Differences lie in the results when hosting East Bengal (a 2-2 draw last year, but 3-1 to the visitors this year) and Minerva Punjab (the eventual champions won 1-0 in 2017-18, but drew this time around).
NEROCA are up next for the Reds, at home this Sunday. Last year the team from Manipur won 1-0. So, even if Lajong lose again, they would still be in the same position as in 2017-18.
Of course, looking at it this way is really like comparing Lajong with Lajong. It doesn’t take into consideration the fact that teams like Gokulam Kerala, Churchill Brothers and Chennai City, who struggled last year, are doing well this season.
In his most recent write-up guest columnist Bhogtoram Mawroh was worried that SLFC could end up relegated at the end of the year. Lajong (four points) are only ahead in the points table of Indian Arrows (three points but with two games in hand), the development side that are exempt from relegation.
But the All India Football Federation has set a precedent of allowing clubs who technically should’ve been relegated to remain in the I-League if they finish above sides exempt from relegation. That was the case with Aizawl at the end of 2015-16 and Churchill Brothers last season. So, really, Lajong just have to avoid finishing below the Arrows, although Mawroh made an interesting comment when he said that, when it came to Aizawl and Churchill, both sides invested heavily in players – foreign and domestic – while Lajong haven’t.
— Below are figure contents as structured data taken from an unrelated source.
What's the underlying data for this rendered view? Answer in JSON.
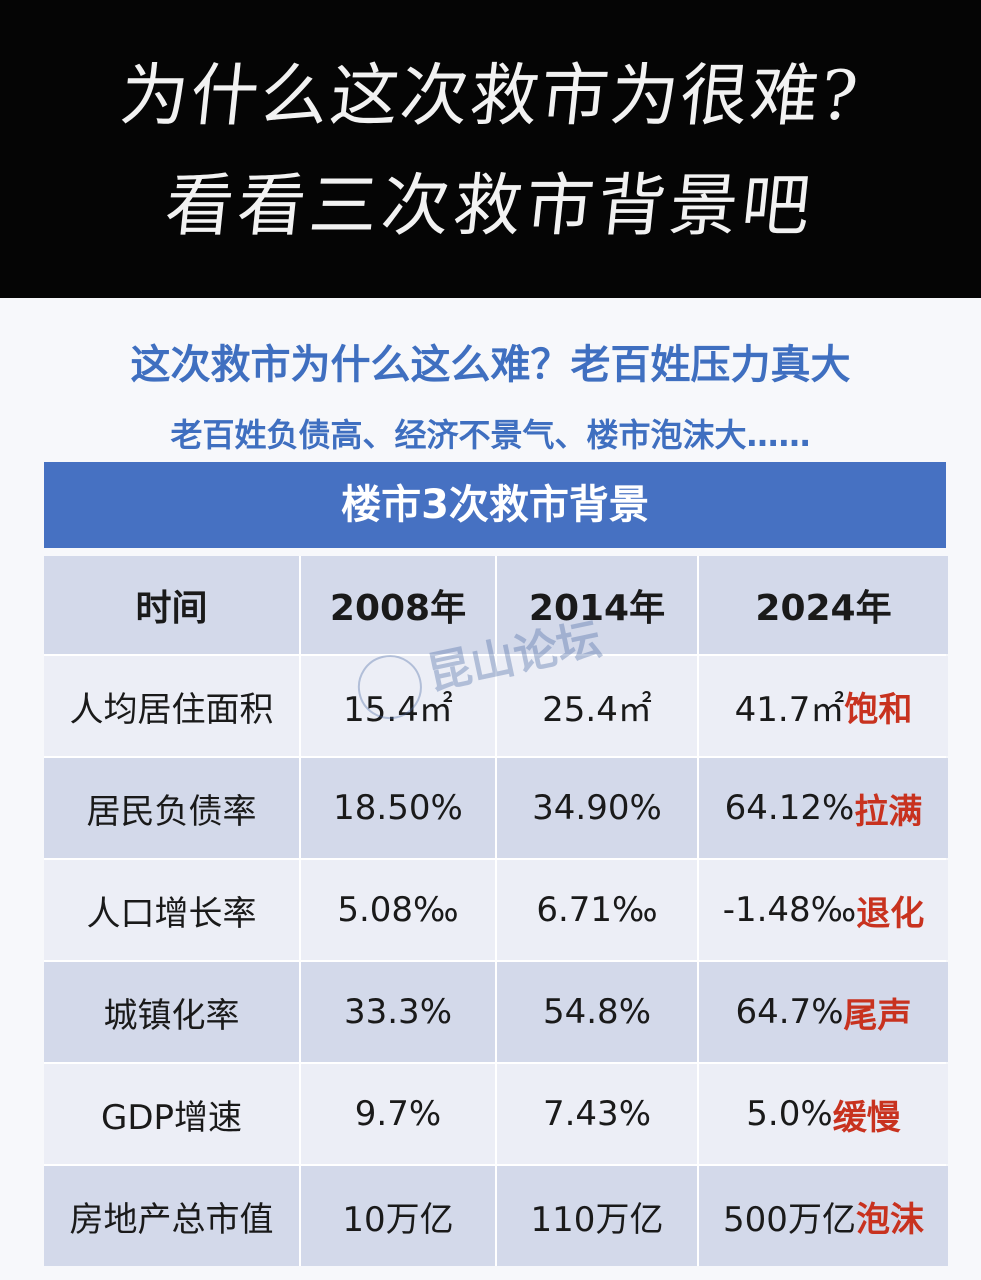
{
  "header": {
    "line1": "为什么这次救市为很难?",
    "line2": "看看三次救市背景吧"
  },
  "title": "这次救市为什么这么难？老百姓压力真大",
  "subtitle": "老百姓负债高、经济不景气、楼市泡沫大……",
  "table": {
    "caption": "楼市3次救市背景",
    "columns": [
      "时间",
      "2008年",
      "2014年",
      "2024年"
    ],
    "rows": [
      {
        "label": "人均居住面积",
        "v2008": "15.4㎡",
        "v2014": "25.4㎡",
        "v2024": "41.7㎡",
        "tag": "饱和"
      },
      {
        "label": "居民负债率",
        "v2008": "18.50%",
        "v2014": "34.90%",
        "v2024": "64.12%",
        "tag": "拉满"
      },
      {
        "label": "人口增长率",
        "v2008": "5.08‰",
        "v2014": "6.71‰",
        "v2024": "-1.48‰",
        "tag": "退化"
      },
      {
        "label": "城镇化率",
        "v2008": "33.3%",
        "v2014": "54.8%",
        "v2024": "64.7%",
        "tag": "尾声"
      },
      {
        "label": "GDP增速",
        "v2008": "9.7%",
        "v2014": "7.43%",
        "v2024": "5.0%",
        "tag": "缓慢"
      },
      {
        "label": "房地产总市值",
        "v2008": "10万亿",
        "v2014": "110万亿",
        "v2024": "500万亿",
        "tag": "泡沫"
      }
    ]
  },
  "watermark": "昆山论坛",
  "colors": {
    "accent": "#4671c2",
    "tag": "#c8321f"
  }
}
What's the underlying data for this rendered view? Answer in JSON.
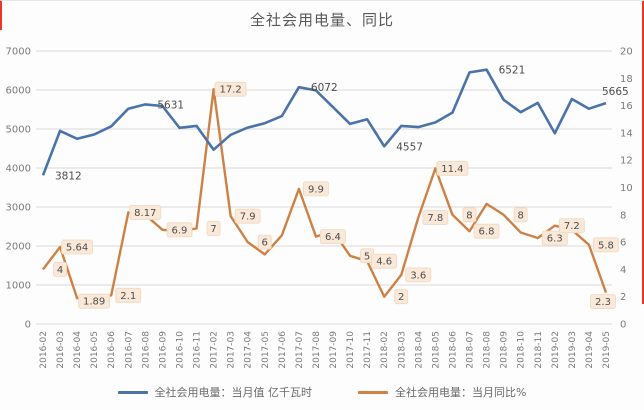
{
  "title": "全社会用电量、同比",
  "colors": {
    "line_value": "#4a73a8",
    "line_yoy": "#ce8144",
    "gridline": "#d9d9d9",
    "axis_text": "#7a7a7a",
    "data_label_text": "#4d4d4d",
    "yoy_label_bg": "#fae9d8",
    "yoy_label_border": "#f0d8bd",
    "red_crop_mark": "#ee3424"
  },
  "chart_data": {
    "type": "line",
    "categories": [
      "2016-02",
      "2016-03",
      "2016-04",
      "2016-05",
      "2016-06",
      "2016-07",
      "2016-08",
      "2016-09",
      "2016-10",
      "2016-11",
      "2017-02",
      "2017-03",
      "2017-04",
      "2017-05",
      "2017-06",
      "2017-07",
      "2017-08",
      "2017-09",
      "2017-10",
      "2017-11",
      "2018-02",
      "2018-03",
      "2018-04",
      "2018-05",
      "2018-06",
      "2018-07",
      "2018-08",
      "2018-09",
      "2018-10",
      "2018-11",
      "2019-02",
      "2019-03",
      "2019-04",
      "2019-05"
    ],
    "series": [
      {
        "name": "全社会用电量：当月值 亿千瓦时",
        "axis": "left",
        "values": [
          3812,
          4950,
          4750,
          4860,
          5070,
          5520,
          5631,
          5590,
          5030,
          5080,
          4468,
          4850,
          5035,
          5150,
          5330,
          6072,
          5990,
          5560,
          5130,
          5250,
          4557,
          5080,
          5050,
          5170,
          5420,
          6450,
          6521,
          5750,
          5430,
          5670,
          4890,
          5770,
          5520,
          5665
        ]
      },
      {
        "name": "全社会用电量：当月同比%",
        "axis": "right",
        "values": [
          4,
          5.64,
          1.89,
          1.9,
          2.1,
          8.17,
          8,
          6.9,
          6.8,
          7,
          17.2,
          7.9,
          6,
          5.1,
          6.5,
          9.9,
          6.4,
          6.8,
          5,
          4.6,
          2,
          3.6,
          7.8,
          11.4,
          8,
          6.8,
          8.8,
          8,
          6.7,
          6.3,
          7.2,
          6.9,
          5.8,
          2.3
        ]
      }
    ],
    "left_axis": {
      "min": 0,
      "max": 7000,
      "step": 1000,
      "ticks": [
        "7000",
        "6000",
        "5000",
        "4000",
        "3000",
        "2000",
        "1000",
        "0"
      ]
    },
    "right_axis": {
      "min": 0,
      "max": 20,
      "step": 2,
      "ticks": [
        "20",
        "18",
        "16",
        "14",
        "12",
        "10",
        "8",
        "6",
        "4",
        "2",
        "0"
      ]
    },
    "grid": "horizontal-left-axis",
    "legend_position": "bottom",
    "point_labels": {
      "value_series": [
        {
          "index": 0,
          "text": "3812"
        },
        {
          "index": 6,
          "text": "5631"
        },
        {
          "index": 15,
          "text": "6072"
        },
        {
          "index": 20,
          "text": "4557"
        },
        {
          "index": 26,
          "text": "6521"
        },
        {
          "index": 33,
          "text": "5665",
          "dx": -4,
          "dy": -8
        }
      ],
      "yoy_series": [
        {
          "index": 0,
          "text": "4"
        },
        {
          "index": 1,
          "text": "5.64"
        },
        {
          "index": 2,
          "text": "1.89",
          "dy": 3
        },
        {
          "index": 4,
          "text": "2.1"
        },
        {
          "index": 5,
          "text": "8.17"
        },
        {
          "index": 7,
          "text": "6.9"
        },
        {
          "index": 9,
          "text": "7"
        },
        {
          "index": 10,
          "text": "17.2"
        },
        {
          "index": 11,
          "text": "7.9"
        },
        {
          "index": 12,
          "text": "6"
        },
        {
          "index": 15,
          "text": "9.9"
        },
        {
          "index": 16,
          "text": "6.4"
        },
        {
          "index": 18,
          "text": "5"
        },
        {
          "index": 19,
          "text": "4.6"
        },
        {
          "index": 20,
          "text": "2"
        },
        {
          "index": 21,
          "text": "3.6"
        },
        {
          "index": 22,
          "text": "7.8"
        },
        {
          "index": 23,
          "text": "11.4"
        },
        {
          "index": 24,
          "text": "8"
        },
        {
          "index": 25,
          "text": "6.8"
        },
        {
          "index": 27,
          "text": "8"
        },
        {
          "index": 29,
          "text": "6.3"
        },
        {
          "index": 30,
          "text": "7.2"
        },
        {
          "index": 32,
          "text": "5.8"
        },
        {
          "index": 33,
          "text": "2.3",
          "dx": -3,
          "dy": 9
        }
      ]
    }
  }
}
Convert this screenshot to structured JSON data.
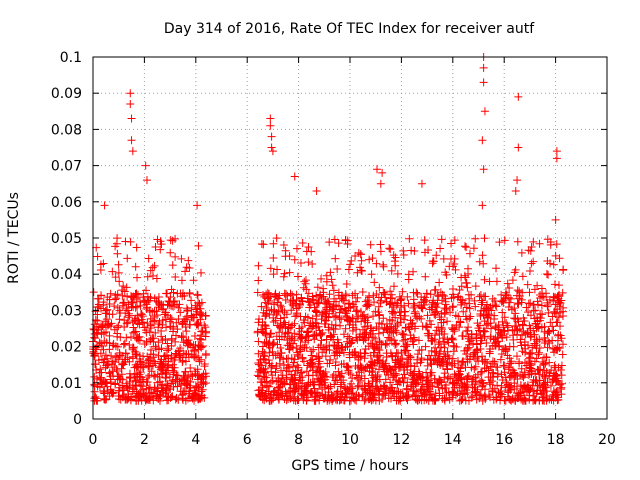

Sure, they’re making a big deal of their young, all-North Eastern squad that will develop players for the country, but, honestly, no one asked them to do this.
Lajong have never been a team that keep many clean sheets. In fact they’ve managed just 50 in 180 I-League matches. But they have to somehow find a way of denying opposition teams while keeping up the good work they’re doing in scoring goals. We hope they find the answer soon.